A systematic review of the literature was conducted according to PRISMA guidelines. Inclusion criteria were studies reporting outcomes on patients undergoing SAN to SSN nerve transfer. Patients were excluded for any of the following reasons: age under 13, nerve transfer for reanimation of the shoulder other than SAN to SSN and axillary (AXN) neurotization with the use of any donor nerve and had less than 12 months of follow-up postoperatively. Patients were divided into two groups based on the surgical approach utilized for neurotization. Pooled analysis was performed, and primary outcomes were shoulder abduction Medical Research Council (MRC) score and range of motion (ROM). The two groups were compared using independent samples t test and chi-squared test.
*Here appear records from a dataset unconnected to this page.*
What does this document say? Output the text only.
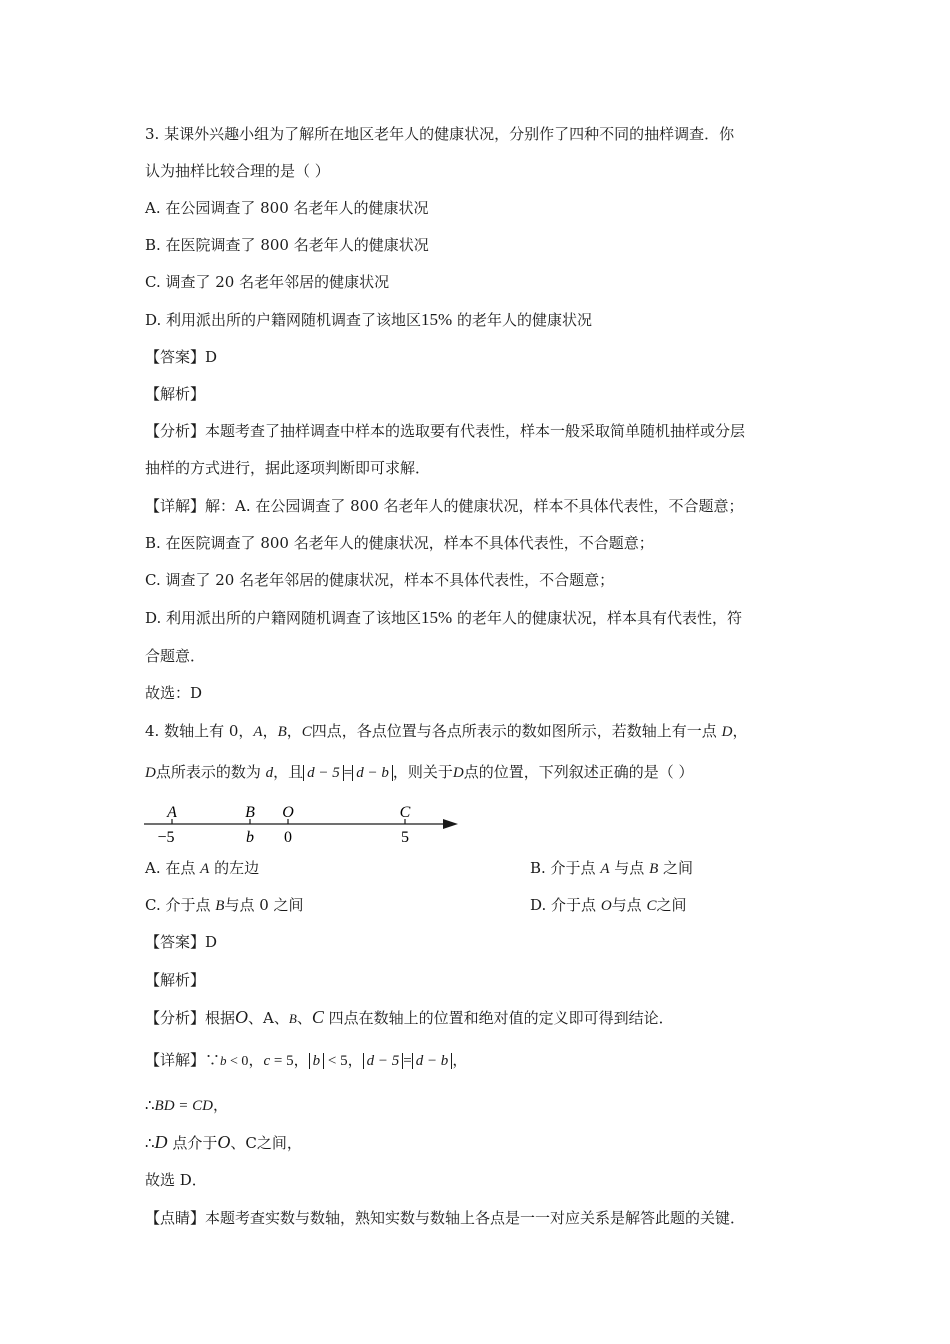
3. 某课外兴趣小组为了解所在地区老年人的健康状况，分别作了四种不同的抽样调查．你
认为抽样比较合理的是（ ）
A. 在公园调查了 800 名老年人的健康状况
B. 在医院调查了 800 名老年人的健康状况
C. 调查了 20 名老年邻居的健康状况
D. 利用派出所的户籍网随机调查了该地区15% 的老年人的健康状况
【答案】D
【解析】
【分析】本题考查了抽样调查中样本的选取要有代表性，样本一般采取简单随机抽样或分层
抽样的方式进行，据此逐项判断即可求解．
【详解】解：A. 在公园调查了 800 名老年人的健康状况，样本不具体代表性，不合题意；
B. 在医院调查了 800 名老年人的健康状况，样本不具体代表性，不合题意；
C. 调查了 20 名老年邻居的健康状况，样本不具体代表性，不合题意；
D. 利用派出所的户籍网随机调查了该地区15% 的老年人的健康状况，样本具有代表性，符
合题意．
故选：D
4. 数轴上有 0，A，B，C四点，各点位置与各点所表示的数如图所示，若数轴上有一点 D，
D点所表示的数为 d，且 d − 5 = d − b ，则关于D点的位置，下列叙述正确的是（ ）
A	B O	C
−5	b 0	5
A. 在点 A 的左边	B. 介于点 A 与点 B 之间
C. 介于点 B与点 0 之间	D. 介于点 O与点 C之间
【答案】D
【解析】
【分析】根据O、A、B、C 四点在数轴上的位置和绝对值的定义即可得到结论．
【详解】∵b < 0，c = 5， b < 5， d − 5 = d − b ，
∴BD = CD，
∴D 点介于O、C之间，
故选 D．
【点睛】本题考查实数与数轴，熟知实数与数轴上各点是一一对应关系是解答此题的关键．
There were 85 patients from six studies included in this pooled analysis. Patients who underwent the anterior approach had greater extent of injury and higher utilization of ICN nerves for axillary nerve neurotization (Total Brachial Plexus Injury/ICN use: 17.4% vs. 0.0%, p<0.006). Patients who underwent the posterior approach had intraoperative surgical decompression more frequently, There were no other significant differences in demographic variables. Outcomes did not differ significantly between the two groups (Anterior vs. Posterior: [ROM] 109.6 vs. 104.3, p=0.663; [MRC] 3.5 vs 2.8, p=0.211).


Despite the ability to decompress the SSN at the spinoglenoid notch and the less severe injury pattern, the posterior surgical approach to SAN to SSN nerve transfer does not appear to improve outcomes with regards to shoulder strength or range of motion. Further study is warranted to identify the optimal technique.